I'd rather vent critically about what they actually put forward than vent impotently (and perhaps inaccurately) when they've already made up their minds.

Posted by: dsimon on April 18, 2011 at 1:36 PM | PERMALINK

The political center of gravity in this country being where it is, with Durbin -- a legitimate liberal -- on one end of the see-saw, and five Republicans, two of whom are Democrats (Baucus, Warner) on the other -- why is anyone surprised?

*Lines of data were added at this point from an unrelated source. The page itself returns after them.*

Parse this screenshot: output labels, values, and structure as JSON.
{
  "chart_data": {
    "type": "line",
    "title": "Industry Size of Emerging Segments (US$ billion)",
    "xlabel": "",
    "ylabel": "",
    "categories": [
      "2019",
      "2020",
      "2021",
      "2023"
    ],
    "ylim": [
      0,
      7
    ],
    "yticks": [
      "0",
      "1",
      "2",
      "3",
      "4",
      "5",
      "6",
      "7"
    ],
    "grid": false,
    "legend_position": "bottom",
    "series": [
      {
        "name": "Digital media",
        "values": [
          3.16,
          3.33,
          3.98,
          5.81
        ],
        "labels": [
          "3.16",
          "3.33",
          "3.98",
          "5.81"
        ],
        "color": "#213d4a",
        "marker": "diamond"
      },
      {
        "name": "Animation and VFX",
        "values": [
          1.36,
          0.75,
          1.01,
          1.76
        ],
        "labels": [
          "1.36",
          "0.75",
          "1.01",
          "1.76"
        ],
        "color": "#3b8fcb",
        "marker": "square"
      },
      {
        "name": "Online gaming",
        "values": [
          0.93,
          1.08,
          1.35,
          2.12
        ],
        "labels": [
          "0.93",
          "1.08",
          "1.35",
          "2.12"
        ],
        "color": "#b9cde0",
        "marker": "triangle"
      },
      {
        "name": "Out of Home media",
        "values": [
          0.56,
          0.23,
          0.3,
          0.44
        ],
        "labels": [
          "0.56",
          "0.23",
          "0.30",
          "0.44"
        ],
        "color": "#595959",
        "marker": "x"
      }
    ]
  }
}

Posted by: Davis X. Machina on April 18, 2011 at 1:40 PM | PERMALINK

@dsimon: I haven't been involved in hands-on politics for many many years now, but "very close" didn't mean "done" then and I doubt it does so now. Politicians and their staffs leak or announce their intentions in order to get a sense of what the reaction will be. If negative reactions are not forthcoming in great strength, then the "very close to a deal" position becomes the default position from which actual negotiations will proceed in the larger arena. No one has any reason to believe that the final destination will be more attractive than the initial starting point; what will happen, as we know from uniform experience, is that Democrats will try and fail to keep the proposals from getting worse.

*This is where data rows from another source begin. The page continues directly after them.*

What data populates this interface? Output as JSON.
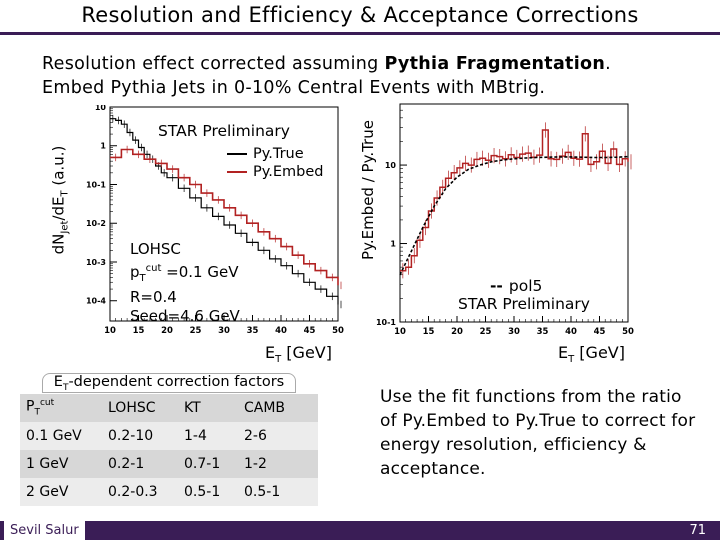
{
  "slide": {
    "title": "Resolution and Efficiency & Acceptance Corrections",
    "subtitle_line1_prefix": "Resolution effect corrected assuming ",
    "subtitle_line1_bold": "Pythia Fragmentation",
    "subtitle_line1_suffix": ".",
    "subtitle_line2": "Embed Pythia Jets in 0-10% Central Events with MBtrig.",
    "conclusion": "Use the fit functions from the ratio of Py.Embed to Py.True to correct for energy resolution, efficiency & acceptance.",
    "author": "Sevil Salur",
    "page_number": "71"
  },
  "colors": {
    "accent": "#3a1d56",
    "true_series": "#000000",
    "embed_series": "#b22222"
  },
  "chart_data": [
    {
      "type": "line",
      "name": "spectra",
      "title": "STAR Preliminary",
      "xlabel": "E_T [GeV]",
      "ylabel": "dN_Jet/dE_T (a.u.)",
      "y_scale": "log",
      "xlim": [
        10,
        50
      ],
      "ylim": [
        3e-05,
        10
      ],
      "x_ticks": [
        10,
        15,
        20,
        25,
        30,
        35,
        40,
        45,
        50
      ],
      "y_ticks": [
        {
          "v": 10,
          "label": "10"
        },
        {
          "v": 1,
          "label": "1"
        },
        {
          "v": 0.1,
          "label": "10-1"
        },
        {
          "v": 0.01,
          "label": "10-2"
        },
        {
          "v": 0.001,
          "label": "10-3"
        },
        {
          "v": 0.0001,
          "label": "10-4"
        }
      ],
      "legend": [
        "Py.True",
        "Py.Embed"
      ],
      "annotation_lines": [
        "LOHSC",
        "p_T^cut =0.1 GeV",
        "R=0.4",
        "Seed=4.6 GeV"
      ],
      "series": [
        {
          "name": "Py.True",
          "x": [
            10,
            11,
            12,
            13,
            14,
            15,
            16,
            17,
            18,
            19,
            20,
            22,
            24,
            26,
            28,
            30,
            32,
            34,
            36,
            38,
            40,
            42,
            44,
            46,
            48,
            50
          ],
          "values": [
            5,
            4.5,
            3.6,
            2.2,
            1.4,
            0.9,
            0.6,
            0.45,
            0.3,
            0.2,
            0.15,
            0.08,
            0.045,
            0.025,
            0.015,
            0.009,
            0.0055,
            0.0032,
            0.002,
            0.0012,
            0.0008,
            0.0005,
            0.0003,
            0.0002,
            0.00013,
            8e-05
          ]
        },
        {
          "name": "Py.Embed",
          "x": [
            10,
            12,
            14,
            16,
            18,
            20,
            22,
            24,
            26,
            28,
            30,
            32,
            34,
            36,
            38,
            40,
            42,
            44,
            46,
            48,
            50
          ],
          "values": [
            0.5,
            0.8,
            0.6,
            0.45,
            0.35,
            0.25,
            0.15,
            0.1,
            0.06,
            0.04,
            0.025,
            0.016,
            0.01,
            0.006,
            0.004,
            0.0025,
            0.0015,
            0.0009,
            0.0006,
            0.0004,
            0.00025
          ]
        }
      ]
    },
    {
      "type": "line",
      "name": "ratio",
      "xlabel": "E_T [GeV]",
      "ylabel": "Py.Embed / Py.True",
      "y_scale": "log",
      "xlim": [
        10,
        50
      ],
      "ylim": [
        0.1,
        60
      ],
      "x_ticks": [
        10,
        15,
        20,
        25,
        30,
        35,
        40,
        45,
        50
      ],
      "y_ticks": [
        {
          "v": 10,
          "label": "10"
        },
        {
          "v": 1,
          "label": "1"
        },
        {
          "v": 0.1,
          "label": "10-1"
        }
      ],
      "legend": [
        "pol5"
      ],
      "label": "STAR Preliminary",
      "series": [
        {
          "name": "ratio",
          "x": [
            10,
            11,
            12,
            13,
            14,
            15,
            16,
            17,
            18,
            19,
            20,
            21,
            22,
            23,
            24,
            25,
            26,
            27,
            28,
            29,
            30,
            31,
            32,
            33,
            34,
            35,
            36,
            37,
            38,
            39,
            40,
            41,
            42,
            43,
            44,
            45,
            46,
            47,
            48,
            49,
            50
          ],
          "values": [
            0.45,
            0.5,
            0.7,
            1.1,
            1.6,
            2.6,
            3.8,
            5.2,
            6.8,
            8.0,
            9.2,
            10.5,
            10.0,
            11.8,
            12.2,
            11.5,
            13.2,
            12.8,
            12.0,
            13.5,
            12.5,
            13.8,
            14.2,
            12.6,
            13.4,
            28.0,
            12.0,
            11.8,
            13.0,
            14.5,
            12.2,
            11.9,
            25.0,
            10.2,
            11.0,
            15.0,
            10.5,
            16.0,
            10.2,
            12.0,
            11.0
          ]
        },
        {
          "name": "pol5",
          "x": [
            10,
            12,
            14,
            16,
            18,
            20,
            22,
            24,
            26,
            28,
            30,
            32,
            34,
            36,
            38,
            40,
            42,
            44,
            46,
            48,
            50
          ],
          "values": [
            0.4,
            0.8,
            1.6,
            3.0,
            5.0,
            7.0,
            8.8,
            10.0,
            11.0,
            11.6,
            12.0,
            12.3,
            12.5,
            12.6,
            12.7,
            12.7,
            12.6,
            12.5,
            12.5,
            12.6,
            12.8
          ]
        }
      ]
    }
  ],
  "labels": {
    "left_ylabel": "dN_Jet/dE_T (a.u.)",
    "right_ylabel": "Py.Embed / Py.True",
    "xlabel_left": "E_T [GeV]",
    "xlabel_right": "E_T [GeV]",
    "left_title": "STAR Preliminary",
    "legend_true": "Py.True",
    "legend_embed": "Py.Embed",
    "annot": {
      "l1": "LOHSC",
      "l2a": "p",
      "l2b": "T",
      "l2c": "cut",
      "l2d": " =0.1 GeV",
      "l3": "R=0.4",
      "l4": "Seed=4.6 GeV"
    },
    "pol5": "pol5",
    "right_star": "STAR Preliminary"
  },
  "factors": {
    "title_a": "E",
    "title_b": "T",
    "title_c": "-dependent correction factors",
    "header": {
      "c0a": "P",
      "c0b": "T",
      "c0c": "cut",
      "c1": "LOHSC",
      "c2": "KT",
      "c3": "CAMB"
    },
    "rows": [
      {
        "c0": "0.1 GeV",
        "c1": "0.2-10",
        "c2": "1-4",
        "c3": "2-6"
      },
      {
        "c0": "1 GeV",
        "c1": "0.2-1",
        "c2": "0.7-1",
        "c3": "1-2"
      },
      {
        "c0": "2 GeV",
        "c1": "0.2-0.3",
        "c2": "0.5-1",
        "c3": "0.5-1"
      }
    ]
  }
}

That said, venting here won't have any impact before or after the event. My point is only that when politicians say they're thinking about doing terrible things, it's best to believe them and try to stop them before they do those things rather than trying to fix it in the edit.

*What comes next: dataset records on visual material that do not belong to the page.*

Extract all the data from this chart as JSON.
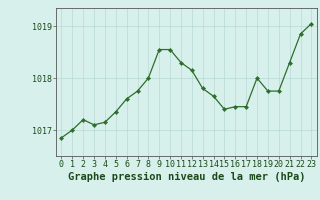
{
  "x": [
    0,
    1,
    2,
    3,
    4,
    5,
    6,
    7,
    8,
    9,
    10,
    11,
    12,
    13,
    14,
    15,
    16,
    17,
    18,
    19,
    20,
    21,
    22,
    23
  ],
  "y": [
    1016.85,
    1017.0,
    1017.2,
    1017.1,
    1017.15,
    1017.35,
    1017.6,
    1017.75,
    1018.0,
    1018.55,
    1018.55,
    1018.3,
    1018.15,
    1017.8,
    1017.65,
    1017.4,
    1017.45,
    1017.45,
    1018.0,
    1017.75,
    1017.75,
    1018.3,
    1018.85,
    1019.05
  ],
  "line_color": "#2d6e2d",
  "marker": "D",
  "marker_size": 2.2,
  "bg_color": "#d8f0ec",
  "grid_color": "#b8d8d4",
  "axis_bg": "#d8f0ec",
  "xlabel": "Graphe pression niveau de la mer (hPa)",
  "xlabel_fontsize": 7.5,
  "xlabel_fontweight": "bold",
  "ylabel_ticks": [
    1017,
    1018,
    1019
  ],
  "xlim": [
    -0.5,
    23.5
  ],
  "ylim": [
    1016.5,
    1019.35
  ],
  "tick_label_fontsize": 6.0,
  "spine_color": "#555555",
  "label_color": "#1a4a1a"
}
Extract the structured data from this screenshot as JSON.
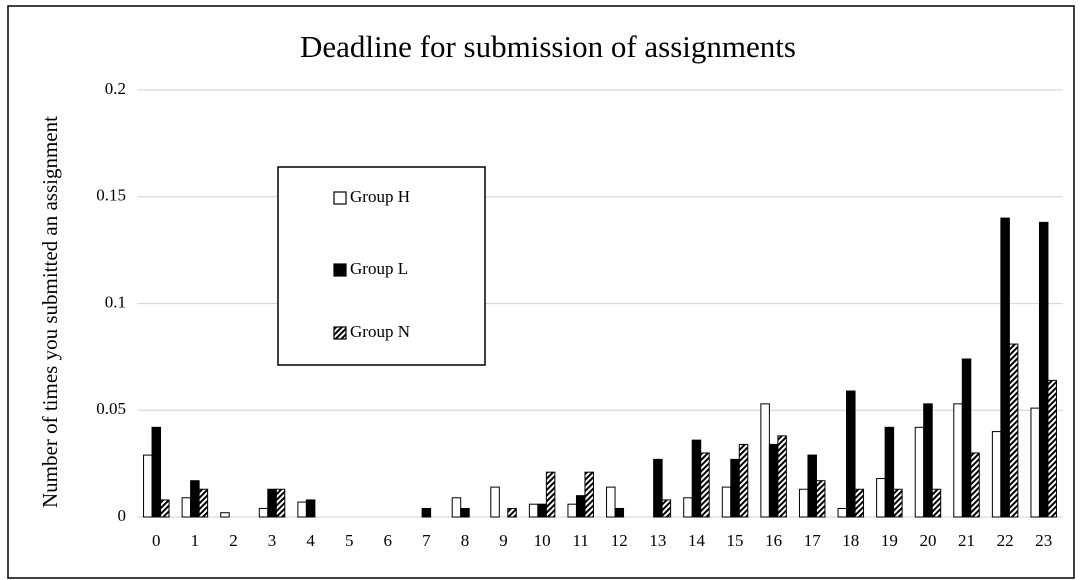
{
  "chart_data": {
    "type": "bar",
    "title": "Deadline for submission of assignments",
    "ylabel": "Number of times you submitted an assignment",
    "categories": [
      "0",
      "1",
      "2",
      "3",
      "4",
      "5",
      "6",
      "7",
      "8",
      "9",
      "10",
      "11",
      "12",
      "13",
      "14",
      "15",
      "16",
      "17",
      "18",
      "19",
      "20",
      "21",
      "22",
      "23"
    ],
    "series": [
      {
        "name": "Group H",
        "color": "#ffffff",
        "hatch": false,
        "values": [
          0.029,
          0.009,
          0.002,
          0.004,
          0.007,
          0,
          0,
          0,
          0.009,
          0.014,
          0.006,
          0.006,
          0.014,
          0,
          0.009,
          0.014,
          0.053,
          0.013,
          0.004,
          0.018,
          0.042,
          0.053,
          0.04,
          0.051
        ]
      },
      {
        "name": "Group L",
        "color": "#000000",
        "hatch": false,
        "values": [
          0.042,
          0.017,
          0,
          0.013,
          0.008,
          0,
          0,
          0.004,
          0.004,
          0,
          0.006,
          0.01,
          0.004,
          0.027,
          0.036,
          0.027,
          0.034,
          0.029,
          0.059,
          0.042,
          0.053,
          0.074,
          0.14,
          0.138
        ]
      },
      {
        "name": "Group N",
        "color": "#000000",
        "hatch": true,
        "values": [
          0.008,
          0.013,
          0,
          0.013,
          0,
          0,
          0,
          0,
          0,
          0.004,
          0.021,
          0.021,
          0,
          0.008,
          0.03,
          0.034,
          0.038,
          0.017,
          0.013,
          0.013,
          0.013,
          0.03,
          0.081,
          0.064
        ]
      }
    ],
    "ylim": [
      0,
      0.2
    ],
    "yticks": [
      0,
      0.05,
      0.1,
      0.15,
      0.2
    ],
    "grid": true
  }
}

That was the beauty of the Third Rail: Non-negotiable outrage before the fact about the prospect of touching Social Security made it impossible to touch. Republicans and some Democrats are trying to normalize the prospect of reducing the New Deal to rubble, and failing to react en masse with great outrage to the proposals as they are floated pretty much guarantees that we continue down that path. If the prospect doesn't distress you, then there's no need to act preemptively against it. If it does, there's no excuse not to.

Posted by: Weldon Berger on April 18, 2011 at 2:07 PM | PERMALINK

Once again, and Durbin is my prime example, the only thing you can depend on a Democrat to do is surrender.

I've never forgiven him for his brave speech calling our policies at Abu Graib akin to something the Nazis, or Khmer Rouge would do (given that they were indeed things the Nazis and Khmer Rouge *did* do)....followed a day later by a weeping plea for forgiveness at his calling a spade a spade.

Durbin is pretty much the poster boy for Democratic spinelessness.

Posted by: oboe on April 18, 2011 at 2:29 PM | PERMALINK

I wish we could get rid of the mortgage interest deduction without the rest of the Gang of 6 crap. But that, or any package containing it, will pass Congress shortly after hell freezes over.

Posted by: Steve LaBonne on April 18, 2011 at 2:49 PM | PERMALINK

Sorry joebloggs and tooweary, but raising the SS retirement age is a bad, bad, bad idea.

The average life expectancy at 65 (per 2006 SS tables) is 17 years. However, that is heavily weighted by overall health history and strongly favors the affluent. Those who need SS the most are the least likely to have a long life expectancy and the most likely to already have health problems that make continuing to work impractical.

In addition, the workplace continues to have significant age discrimination that makes it difficult for those in their 60s to get work that is financially rewarding and intellectually stimulating. Again, this is most true for those who can't afford to retire without SS.

Posted by: tanstaafl on April 18, 2011 at 4:35 PM | PERMALINK

What the hell's Warner doing, auditioning for the self-hating Democrat* chair Joe Lieberman is going to give up in 2012?

(Not that Lieberman's a "Democrat" but he sure likes to imply he is, and Senate Democrats, being the branding geniuses they are, are happy to have him instead of an actual Democrat. And it's not like Lieberman's going to cease being a self-hating Democrat in 2012; it's just that he's retiring, so he shouldn't be on teevee all the time bitching about how the party left him. Not that that'll stop him or cable bookers.)